East Sussex is a large county that spans from the Kent border up to the border with West Sussex, with inland Weald villages and many Edwardian coastal resorts. The county is also home to England’s newest national park (The South Downs) which stretches from Eastbourne through West Sussex and into Winchester in Hampshire.
Famed for its ‘Old Man of Wilmington’ chalk carving, the Weald is the area between the South Downs and chalk escarpments of the North Downs (stretching to Hampshire, Surrey and West Sussex, it was once totally covered in forests).
a vegan, gay & green coastal city
The vibrant city of Brighton is kind of like England’s answer to San Francisco – a vegan-friendly, gay-friendly and artistic place that voted in England’s first Green MP Caroline Lucas who has recently written a wonderful book on compassionate patriotism.
She’s since resigned (her legacy was helping to ban the sale of seal fur in Europe while serving in Brussels), although thankfully she had nothing to do with the stupid decision by England’s first Green council to disturb bird nesting sites to build a cycling path in the city, something that many Greens were appalled at, as it does not encourage other people to vote for Green councils elsewhere.
England’s first solar-powered bus fleet
The Big Lemon (soon to be renamed The Big Orange) is a privately-owned fleet of solar-powered buses in Brighton that used to run on oil donated from local chip shops. Today it offers conventional bus trips plus a college shuttle bus and hires out buses for parties. You can even nominate someone whose lives could be brightened up with a bus trip with friends. But limited to Sussex, so the bus doesn’t run out of solar power, to take you back home!
home to England’s most notorious smugglers
Back in the day, Hastings was the main landing point for notorious smugglers who would board ships in the English channel and kill anyone who resisted them taking the cargo. Today the 3-mile seafront boasts two of England’s remaining railways (cliff-lifts). The Battle of Hastings in 1066 is well-known, but was actually in the town of Battle nearby (but you couldn’t call it the Battle of Battle, because that would sound silly).

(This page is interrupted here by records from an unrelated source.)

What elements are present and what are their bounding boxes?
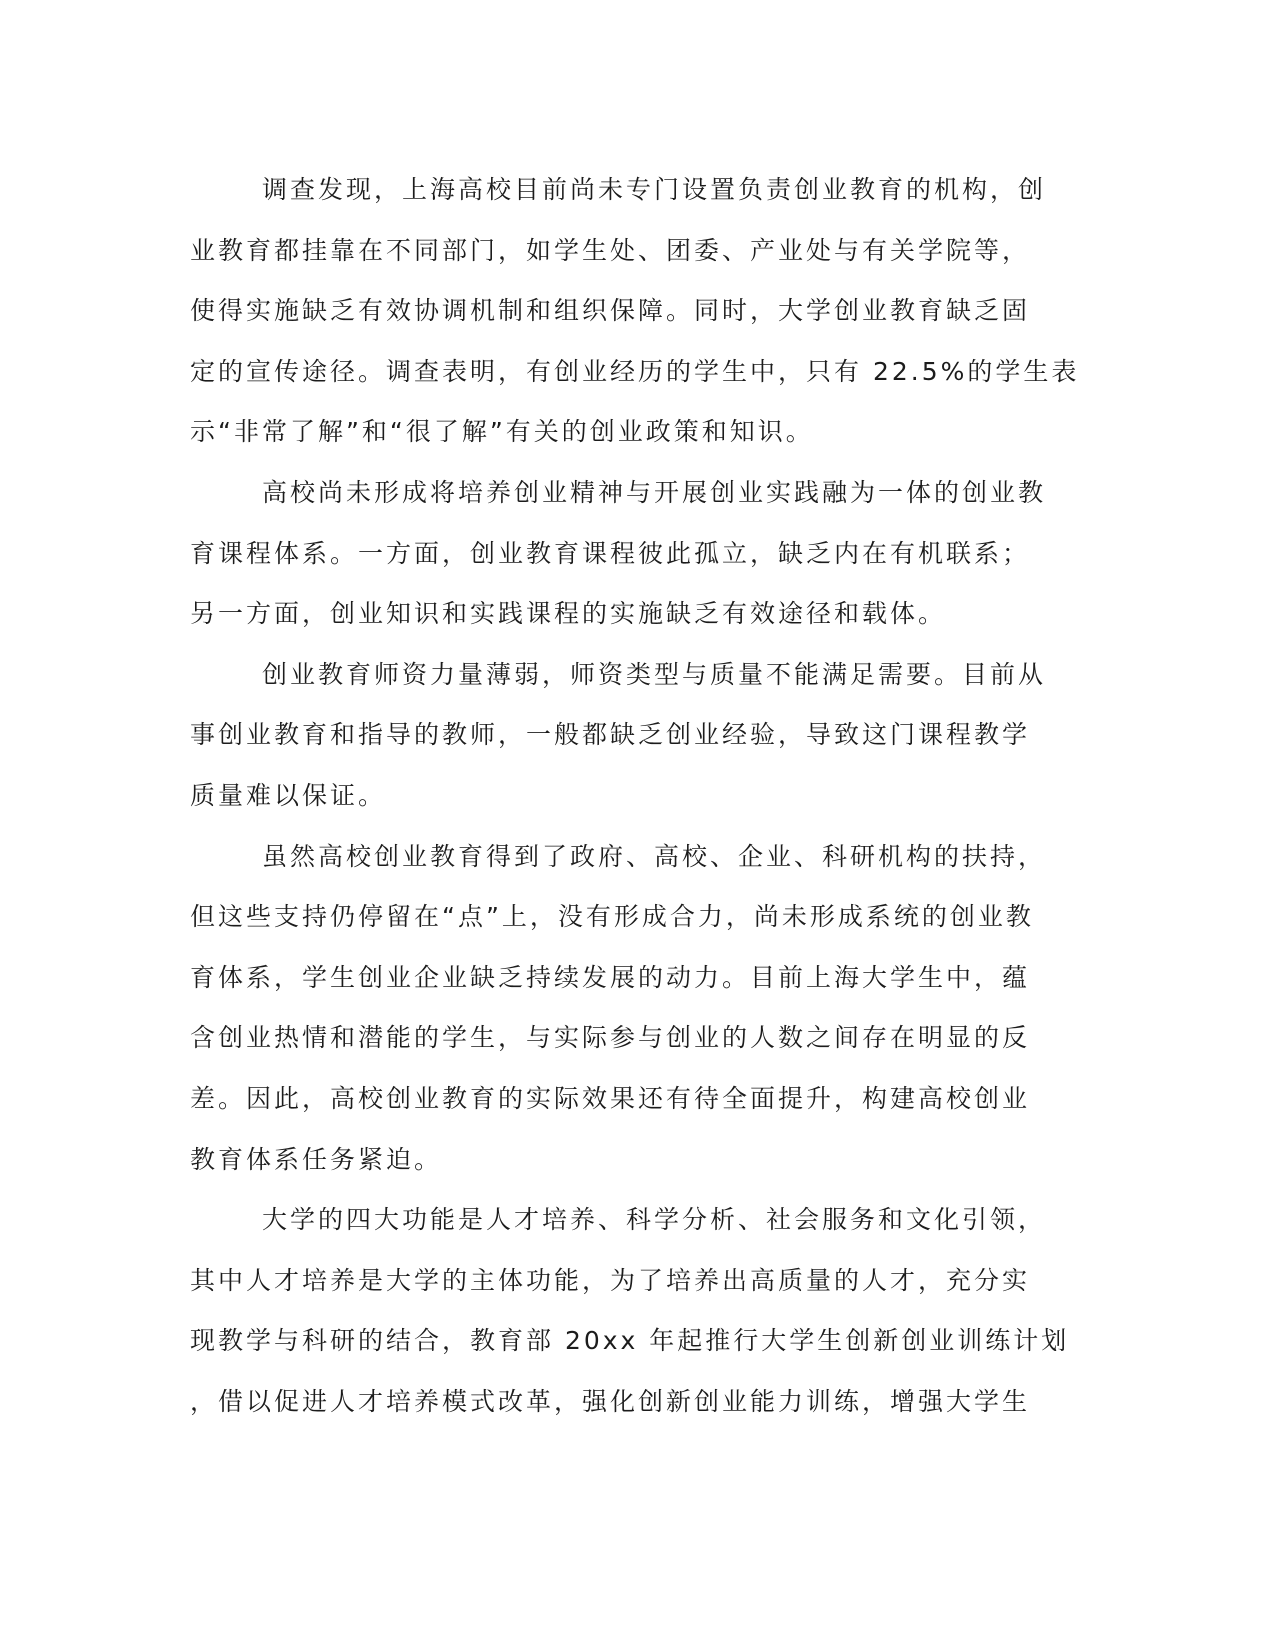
text-line: 含创业热情和潜能的学生，与实际参与创业的人数之间存在明显的反 xyxy=(190,1023,1031,1053)
text-line: 使得实施缺乏有效协调机制和组织保障。同时，大学创业教育缺乏固 xyxy=(190,296,1031,326)
text-line: 现教学与科研的结合，教育部 20xx 年起推行大学生创新创业训练计划 xyxy=(190,1326,1070,1356)
paragraph xyxy=(190,463,1090,645)
text-line: 大学的四大功能是人才培养、科学分析、社会服务和文化引领， xyxy=(262,1205,1047,1235)
text-line: 业教育都挂靠在不同部门，如学生处、团委、产业处与有关学院等， xyxy=(190,235,1031,265)
text-line: 育体系，学生创业企业缺乏持续发展的动力。目前上海大学生中，蕴 xyxy=(190,962,1031,992)
paragraph xyxy=(190,1190,1090,1432)
text-line: 示“非常了解”和“很了解”有关的创业政策和知识。 xyxy=(190,417,814,447)
text-line: 创业教育师资力量薄弱，师资类型与质量不能满足需要。目前从 xyxy=(262,659,1047,689)
document-body xyxy=(190,160,1090,1432)
text-line: ，借以促进人才培养模式改革，强化创新创业能力训练，增强大学生 xyxy=(190,1386,1031,1416)
text-line: 高校尚未形成将培养创业精神与开展创业实践融为一体的创业教 xyxy=(262,477,1047,507)
paragraph xyxy=(190,827,1090,1191)
text-line: 质量难以保证。 xyxy=(190,780,387,810)
text-line: 定的宣传途径。调查表明，有创业经历的学生中，只有 22.5%的学生表 xyxy=(190,356,1080,386)
paragraph xyxy=(190,160,1090,463)
text-line: 但这些支持仍停留在“点”上，没有形成合力，尚未形成系统的创业教 xyxy=(190,902,1034,932)
text-line: 另一方面，创业知识和实践课程的实施缺乏有效途径和载体。 xyxy=(190,599,947,629)
paragraph xyxy=(190,645,1090,827)
text-line: 育课程体系。一方面，创业教育课程彼此孤立，缺乏内在有机联系； xyxy=(190,538,1031,568)
text-line: 其中人才培养是大学的主体功能，为了培养出高质量的人才，充分实 xyxy=(190,1265,1031,1295)
text-line: 调查发现，上海高校目前尚未专门设置负责创业教育的机构，创 xyxy=(262,175,1047,204)
text-line: 事创业教育和指导的教师，一般都缺乏创业经验，导致这门课程教学 xyxy=(190,720,1031,750)
text-line: 教育体系任务紧迫。 xyxy=(190,1144,443,1174)
text-line: 虽然高校创业教育得到了政府、高校、企业、科研机构的扶持， xyxy=(262,841,1047,871)
text-line: 差。因此，高校创业教育的实际效果还有待全面提升，构建高校创业 xyxy=(190,1083,1031,1113)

The local pier is one of many burned down in an arson attack, though local company Harbor Designs makes beautiful furniture made from reclaimed planks, to stop them going to waste and to preserve history.
Ashdown Forest (home to Winnie-the-Pooh!)
Pooh Corner and the bridge where the friends play Pooh Sticks is situated in the village of Hartfield. This beautiful bear of very little brain remains one of our best-loved collections of stories, for children and adults alike, for such wisdom as:
Don’t underestimate the value of Doing Nothing. Of just going along, listening to all the things you can’t hear, and not bothering.